In this entry, I shall reflect on myself since I have pondering over the characteristics of me during my nights out today. Anyway, I am not narcissistic. Thus, I will not mention my looks, etc. In fact, I will reflect upon my characteristics. This is so as I feel that people keep lamenting on others’ Achilles’ heels and never reflect if his characteristics are really marvellous. Well, dissidents may comment that there is no right or wrong characteristics as long as he does not harm people. Yet, I feel that it is critical to reflect on oneself at times before he commit such sin without him realising it.

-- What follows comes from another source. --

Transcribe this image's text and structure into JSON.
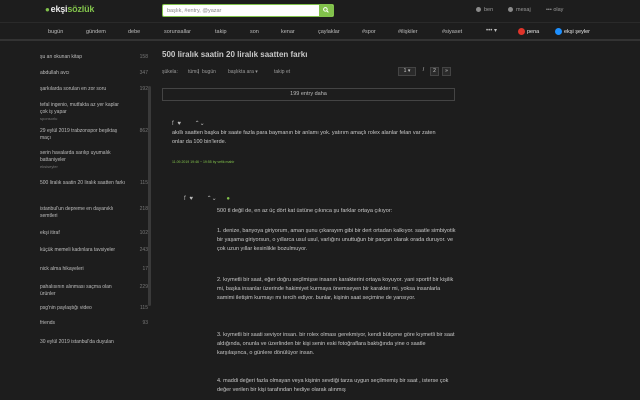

Firstly, I feel that I am workaholic. In fact, I have never really rest (i.e. going for holiday, etc) except for my 7 hours of sleep daily. I even resorted to forecasting my leave and off to do constructive stuff (i.e. learn driving lessons, etc). Worst of all, I even plan events for my sacrosanct nights off every week. That is why it is no surprising to hear me saying that I like my current NS appointment where I will have routine work to do. I simply could not slack for more than 1 hour as I feel that I should not squander every precious minutes of my time. Thus, I would definitely dig for work if I slack for 1 hour. On the flipside, I heard that it is easier to get aged when one is always busy with stuff. Well, I guess that this should be best explanation on why people say that I am 25 yrs old even though I am not even 20 yrs old. WTH!!!
Secondly, I have realised that my poor memories are attributed to my workaholic nature. This is so as I will strive to complete all tasks that are assigned to me promptly even though my brain cell could no longer capture so much data at one go. That is why I may look addled when my superiors give me tonnes of info at one time. WTH!!! I used to be able to memorise things well in the retrospect. Why can’t I sustain such a good characteristics (in my opinion)?
Thirdly, I feel that I am demanding person when I strive for perfection if I feel that it could be done. As a result, it is inevitable to hear sarcastic comments from people who tries to dissuade me. Well, I feel that I am not being unreasonable for wanting to achieve this since everyone is paid with wages that aims to motivate them to produce high quality of work.
Am I unreasonable person or I am still living in the utopian world? SIGH!!!